Alimentation : Le beau l’emporte-t-il sur le bon ?
24 nov 2012
Catégorie : Non classé, Produits Saison marché, Tendances
Réflexion sur le beau et le bon… une interview intéressante du Professeur Jean-Pierre Corbeau. Retrouvez le link ci-dessus. Extraits…
Notre alimentation est-elle essentiellement régie par l’esthétisme ?

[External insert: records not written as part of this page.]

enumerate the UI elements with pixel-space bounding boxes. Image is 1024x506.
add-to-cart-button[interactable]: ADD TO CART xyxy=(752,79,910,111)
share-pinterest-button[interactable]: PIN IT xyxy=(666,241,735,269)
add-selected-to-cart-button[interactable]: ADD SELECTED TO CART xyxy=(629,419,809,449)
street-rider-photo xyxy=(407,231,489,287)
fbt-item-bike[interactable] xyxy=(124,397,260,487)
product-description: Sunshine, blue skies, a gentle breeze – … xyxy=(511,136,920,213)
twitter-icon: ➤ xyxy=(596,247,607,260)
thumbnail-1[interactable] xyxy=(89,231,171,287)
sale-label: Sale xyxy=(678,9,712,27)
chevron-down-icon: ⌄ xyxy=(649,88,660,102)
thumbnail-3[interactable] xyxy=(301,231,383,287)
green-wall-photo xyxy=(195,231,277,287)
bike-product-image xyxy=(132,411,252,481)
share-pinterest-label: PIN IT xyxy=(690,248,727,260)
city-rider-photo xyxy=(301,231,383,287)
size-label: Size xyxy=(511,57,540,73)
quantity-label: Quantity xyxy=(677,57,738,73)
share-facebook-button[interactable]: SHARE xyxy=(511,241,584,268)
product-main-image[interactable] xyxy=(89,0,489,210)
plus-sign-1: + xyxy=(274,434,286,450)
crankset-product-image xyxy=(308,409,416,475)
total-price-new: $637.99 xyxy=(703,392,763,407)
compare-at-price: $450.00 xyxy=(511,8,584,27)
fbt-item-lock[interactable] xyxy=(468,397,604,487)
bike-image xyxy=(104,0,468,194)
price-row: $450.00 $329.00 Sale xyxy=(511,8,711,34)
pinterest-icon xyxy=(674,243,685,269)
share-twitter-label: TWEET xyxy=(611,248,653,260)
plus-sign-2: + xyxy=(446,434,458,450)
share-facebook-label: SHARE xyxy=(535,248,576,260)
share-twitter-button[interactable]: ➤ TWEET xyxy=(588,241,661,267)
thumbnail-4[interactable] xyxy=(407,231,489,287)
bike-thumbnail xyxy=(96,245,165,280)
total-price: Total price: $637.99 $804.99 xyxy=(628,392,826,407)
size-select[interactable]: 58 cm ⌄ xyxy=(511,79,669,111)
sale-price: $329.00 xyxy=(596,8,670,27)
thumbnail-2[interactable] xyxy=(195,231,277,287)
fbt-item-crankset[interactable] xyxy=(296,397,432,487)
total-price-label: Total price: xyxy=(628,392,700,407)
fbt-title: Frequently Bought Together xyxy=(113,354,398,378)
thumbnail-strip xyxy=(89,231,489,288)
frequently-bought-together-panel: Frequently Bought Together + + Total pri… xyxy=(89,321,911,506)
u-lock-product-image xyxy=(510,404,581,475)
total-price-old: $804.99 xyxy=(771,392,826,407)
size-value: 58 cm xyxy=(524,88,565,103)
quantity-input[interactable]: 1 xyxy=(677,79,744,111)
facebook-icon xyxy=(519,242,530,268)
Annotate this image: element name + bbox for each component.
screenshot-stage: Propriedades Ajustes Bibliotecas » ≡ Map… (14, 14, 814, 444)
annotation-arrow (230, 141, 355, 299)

Il ne faut pas penser qu’aujourd’hui notre alimentation soit gérée essentiellement par l’esthétisme. À moins que l’on considère le packaging de produits transformés comme forme d’esthétisme et que l’on affirme qu’il est déterminant dans l’acte d’achat. Le consommateur va s’approprier les produits basiques comme les végétaux (surtout les légumes, à travers un acte culinaire : l’épluchage et la cuisson). L’imperfection d’un légume disparaîtra à la cuisson, par contre l’épluchage risque d’être plus long et des consommateurs ont tendance à choisir le légume qui leur paraît le plus rapide à préparer (sans tache, sans grosses différences de niveau pour l’éplucheur, etc.). Ceci étant, a contrario, des personnes qui désirent des produits sains, voire bio, interprètent les « défauts » du légume ou du fruit comme un signe de qualité.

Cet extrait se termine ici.